Ingesting metadata from NIH Common Fund Data Coordinating Centers
Goal: Enable data discovery and FAIRness evaluation for the NIH Common Fund Data Coordinating Centers
Method: Create an automated pipeline that ingests metadata manifests from each Data Coordinating Center into DERIVA, a discovery engine
- Vision - A pipeline for ingesting metadata manifests
- The pipeline - End to end
- Current status
- Next steps
Vision - A pipeline for ingesting metadata manifests
The NIH Common Fund sponsors a portfolio of biomedical research initiatives, each of which generates considerable data. For example, the Kids First initiative gathers clinical data from childhood cancer treatment programs, including genetic samples, tissue samples, and other clinical data for childhood cancer patients and their family members. Each Common Fund initiative includes a Data Coordination Center (DCC), responsible for gathering and managing the data for the initiative and encouraging its use in research programs.
Common Fund initiatives last up to ten years each, and initiatives begin and end on a rolling basis over time. Maintaining awareness of the overall Common Fund data inventory (all the data collected by all the DCCs) is important for at least two reasons. First, it helps ensure that the data can be used by appropriate research programs. Second, it helps ensure that the resources to maintain the data remain available over time, even when the initiative that produced the data has completed.
To maintain this awareness of the Common Fund’s data assets over time, the Common Fund Data Ecosystem (CFDE) project is developing an automated pipeline for ingesting (importing) a series of manifests (inventories) from each Common Fund DCC. These inventories are ingested into a centralized CFDE discovery engine (based on the DERIVA tool from USC’s Information Sciences Institute) where they become browsable and searchable in a variety of ways. The resulting CFDE inventory is available to NIH and the biomedical research community at large to understand the data the Common Fund DCCs have produced.
An automated pipeline is important because the active DCCs are continuously adding to and adjusting their data assets.
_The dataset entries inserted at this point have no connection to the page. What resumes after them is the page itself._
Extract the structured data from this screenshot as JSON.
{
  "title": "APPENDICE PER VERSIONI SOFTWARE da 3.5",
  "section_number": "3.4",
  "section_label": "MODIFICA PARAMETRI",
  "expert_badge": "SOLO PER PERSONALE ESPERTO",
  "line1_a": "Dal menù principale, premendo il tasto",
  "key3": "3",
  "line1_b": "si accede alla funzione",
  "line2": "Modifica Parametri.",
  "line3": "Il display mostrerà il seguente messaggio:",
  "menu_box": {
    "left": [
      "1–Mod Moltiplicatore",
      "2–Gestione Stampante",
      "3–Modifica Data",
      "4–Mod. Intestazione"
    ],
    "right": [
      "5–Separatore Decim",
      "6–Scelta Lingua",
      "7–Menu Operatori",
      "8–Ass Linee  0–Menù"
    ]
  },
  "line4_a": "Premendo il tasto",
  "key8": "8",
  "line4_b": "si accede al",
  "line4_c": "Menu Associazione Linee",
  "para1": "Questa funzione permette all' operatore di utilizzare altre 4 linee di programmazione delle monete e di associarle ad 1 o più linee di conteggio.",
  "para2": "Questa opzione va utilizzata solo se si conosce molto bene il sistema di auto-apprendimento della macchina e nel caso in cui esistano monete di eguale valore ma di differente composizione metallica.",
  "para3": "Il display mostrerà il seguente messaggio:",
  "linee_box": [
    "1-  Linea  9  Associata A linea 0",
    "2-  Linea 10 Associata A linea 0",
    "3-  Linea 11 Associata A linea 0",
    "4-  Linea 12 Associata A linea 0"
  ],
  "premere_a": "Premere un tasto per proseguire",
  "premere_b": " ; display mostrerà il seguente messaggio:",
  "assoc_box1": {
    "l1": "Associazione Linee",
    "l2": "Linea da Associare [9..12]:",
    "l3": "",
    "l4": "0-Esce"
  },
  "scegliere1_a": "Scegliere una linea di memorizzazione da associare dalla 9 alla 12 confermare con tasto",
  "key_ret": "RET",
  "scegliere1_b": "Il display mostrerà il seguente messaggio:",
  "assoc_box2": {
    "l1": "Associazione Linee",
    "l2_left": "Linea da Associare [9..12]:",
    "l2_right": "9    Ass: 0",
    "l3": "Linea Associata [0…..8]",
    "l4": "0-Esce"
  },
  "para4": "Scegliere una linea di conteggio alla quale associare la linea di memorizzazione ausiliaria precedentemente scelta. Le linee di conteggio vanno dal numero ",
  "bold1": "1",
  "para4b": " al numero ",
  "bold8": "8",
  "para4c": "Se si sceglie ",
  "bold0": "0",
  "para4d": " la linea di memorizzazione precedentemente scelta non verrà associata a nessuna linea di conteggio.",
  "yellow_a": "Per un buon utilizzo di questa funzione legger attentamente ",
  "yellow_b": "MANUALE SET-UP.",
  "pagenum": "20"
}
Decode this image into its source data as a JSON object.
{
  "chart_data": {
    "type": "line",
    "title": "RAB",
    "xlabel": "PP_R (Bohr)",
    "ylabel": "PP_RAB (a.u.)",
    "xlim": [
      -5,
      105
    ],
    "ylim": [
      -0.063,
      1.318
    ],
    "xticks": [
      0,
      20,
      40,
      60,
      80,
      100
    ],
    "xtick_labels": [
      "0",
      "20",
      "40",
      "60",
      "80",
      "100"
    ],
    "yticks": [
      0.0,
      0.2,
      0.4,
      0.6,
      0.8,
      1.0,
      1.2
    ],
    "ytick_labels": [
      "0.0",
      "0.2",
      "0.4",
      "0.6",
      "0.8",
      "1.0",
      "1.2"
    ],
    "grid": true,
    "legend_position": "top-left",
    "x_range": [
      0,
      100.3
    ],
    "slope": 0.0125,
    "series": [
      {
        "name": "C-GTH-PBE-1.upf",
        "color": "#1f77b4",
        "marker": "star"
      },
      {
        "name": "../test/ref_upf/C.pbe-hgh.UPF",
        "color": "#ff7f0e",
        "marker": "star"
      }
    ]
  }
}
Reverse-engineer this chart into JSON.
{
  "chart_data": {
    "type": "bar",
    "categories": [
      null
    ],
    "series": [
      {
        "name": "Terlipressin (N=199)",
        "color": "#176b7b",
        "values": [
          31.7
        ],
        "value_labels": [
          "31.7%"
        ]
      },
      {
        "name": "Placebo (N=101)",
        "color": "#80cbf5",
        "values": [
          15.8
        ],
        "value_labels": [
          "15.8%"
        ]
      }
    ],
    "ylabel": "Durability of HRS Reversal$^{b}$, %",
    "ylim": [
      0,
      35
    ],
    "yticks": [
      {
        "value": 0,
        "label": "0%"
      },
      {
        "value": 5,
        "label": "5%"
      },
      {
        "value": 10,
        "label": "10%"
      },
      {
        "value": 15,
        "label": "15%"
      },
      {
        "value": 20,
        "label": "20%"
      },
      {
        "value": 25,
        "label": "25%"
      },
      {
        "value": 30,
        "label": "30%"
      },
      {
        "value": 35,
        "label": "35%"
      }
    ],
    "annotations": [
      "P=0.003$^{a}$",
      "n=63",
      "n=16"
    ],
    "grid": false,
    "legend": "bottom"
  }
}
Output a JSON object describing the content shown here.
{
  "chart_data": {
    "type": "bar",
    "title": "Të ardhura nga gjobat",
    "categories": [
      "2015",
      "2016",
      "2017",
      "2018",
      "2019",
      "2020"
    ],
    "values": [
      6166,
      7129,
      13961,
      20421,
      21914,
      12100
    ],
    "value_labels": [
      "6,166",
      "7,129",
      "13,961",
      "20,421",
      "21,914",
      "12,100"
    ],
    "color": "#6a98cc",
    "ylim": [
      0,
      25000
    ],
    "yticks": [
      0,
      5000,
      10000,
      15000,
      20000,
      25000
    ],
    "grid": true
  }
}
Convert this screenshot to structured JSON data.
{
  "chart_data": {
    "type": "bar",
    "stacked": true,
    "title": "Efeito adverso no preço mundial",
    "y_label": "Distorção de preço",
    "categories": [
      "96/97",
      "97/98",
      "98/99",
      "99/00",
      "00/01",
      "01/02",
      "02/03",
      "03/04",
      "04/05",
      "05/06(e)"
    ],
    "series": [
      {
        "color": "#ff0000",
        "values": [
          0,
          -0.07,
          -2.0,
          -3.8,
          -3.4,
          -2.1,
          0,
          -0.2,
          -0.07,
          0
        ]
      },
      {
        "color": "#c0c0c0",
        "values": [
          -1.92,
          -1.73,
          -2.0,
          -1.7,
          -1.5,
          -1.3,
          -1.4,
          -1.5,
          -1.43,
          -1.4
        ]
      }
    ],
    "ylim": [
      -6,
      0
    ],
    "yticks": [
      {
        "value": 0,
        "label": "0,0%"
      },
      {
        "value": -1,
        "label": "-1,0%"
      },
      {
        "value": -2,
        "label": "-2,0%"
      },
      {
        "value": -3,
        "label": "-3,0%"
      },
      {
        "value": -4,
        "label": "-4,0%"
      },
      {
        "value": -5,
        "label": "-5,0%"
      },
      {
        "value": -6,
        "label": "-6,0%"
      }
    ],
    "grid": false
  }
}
As updated manifests are produced, they must be ingested into DERIVA and carefully merged with previous versions without duplicating or losing previous information. Given the scale of data produced by the DCCs, the aggregate effort of ingesting, matching, and merging these ever-changing manifests from all of the DCCs is substantial, which is why we need an automated process.
The pipeline - End to end
Figure 1 shows a complete CFDE metadata ingest pipeline for a single DCC. The complete pipeline (Master Flow) is shown on the left, and the details of two sub-flows (the C2M2 Creation Flow and the C2M2 Extractor Flow) are shown on the right.
Figure 1. A complete CFDE metadata ingest pipeline
The pipeline begins with the DCC providing a GUID (Globally-Unique IDentifier) for an updated metadata manifest. The first stage of the pipeline, the C2M2 Creation Flow, transfers the metadata manifest from the DCC to a temporary staging area. It then reformats the data (if necessary) into a standardized format (C2M2) used across all Common Fund programs. The C2M2 format ensures that similar data from different DCCs is described in the same way in the Common Fund inventory. The C2M2 version of the manifest is packaged in a reusable format that ensures all parts are present and accounted for when the data is copied, moved to a CFDE repository for long-term storage, and a new GUID is assigned.
The next stage of the pipeline, the C2M2 Extractor Flow, picks up with the GUID produced by the previous stage. It retrieves the C2M2 version of the manifest from the CFDE repository, extracts the data from its package, and delivers it to the final step of the pipeline.
The final step of the pipeline (back in the Master Flow on the left of Figure 1) takes the C2M2 version of the updated DCC manifest and ingests the new manifest into DERIVA. The manifest is carefully merged to ensure that the new manifest’s data is matched with earlier versions in DERIVA, avoiding data duplication and data loss.
Current status
Figure 2 shows only the Master Flow from Figure 1. The red circle highlights the part of the flow completed at this time.
Figure 1. The completed portion of the CFDE metadata ingest pipeline
The completed portion of the pipeline is the step that accepts an updated manifest from a DCC in the C2M2 format and adds it to the CFDE catalog in DERIVA.
This step uses the DERIVA API (application programmer interface) to add the manifest update to the catalog. Beyond the C2M2 manifest update and the code that calls the DERIVA API, this step of the pipeline also needs a credential that it can use to authenticate with the DERIVA API. The credential must be authorized to update the DERVIA catalog.
Next steps
With the last step of the CFDE metadata ingest pipeline implemented, we can populate the DERVIA catalog with sample data generated “by hand” to demonstrate DERIVA’s discovery features. We are using GTex metadata created by the NIH DCPPC project to do this.
Subsequent work will implement the earlier two sub-flows in the pipeline: the C2M2 Creation Flow and the C2M2 Extractor Flow. These flows will most likely need to be interated on as we obtain manifests from other DCCs, such as HMP/iHMP, Kids First, Metabolomics, and LINCS. The addition of each DCC (and subsequent manifest updates) will reveal complexities that the pipeline must handle.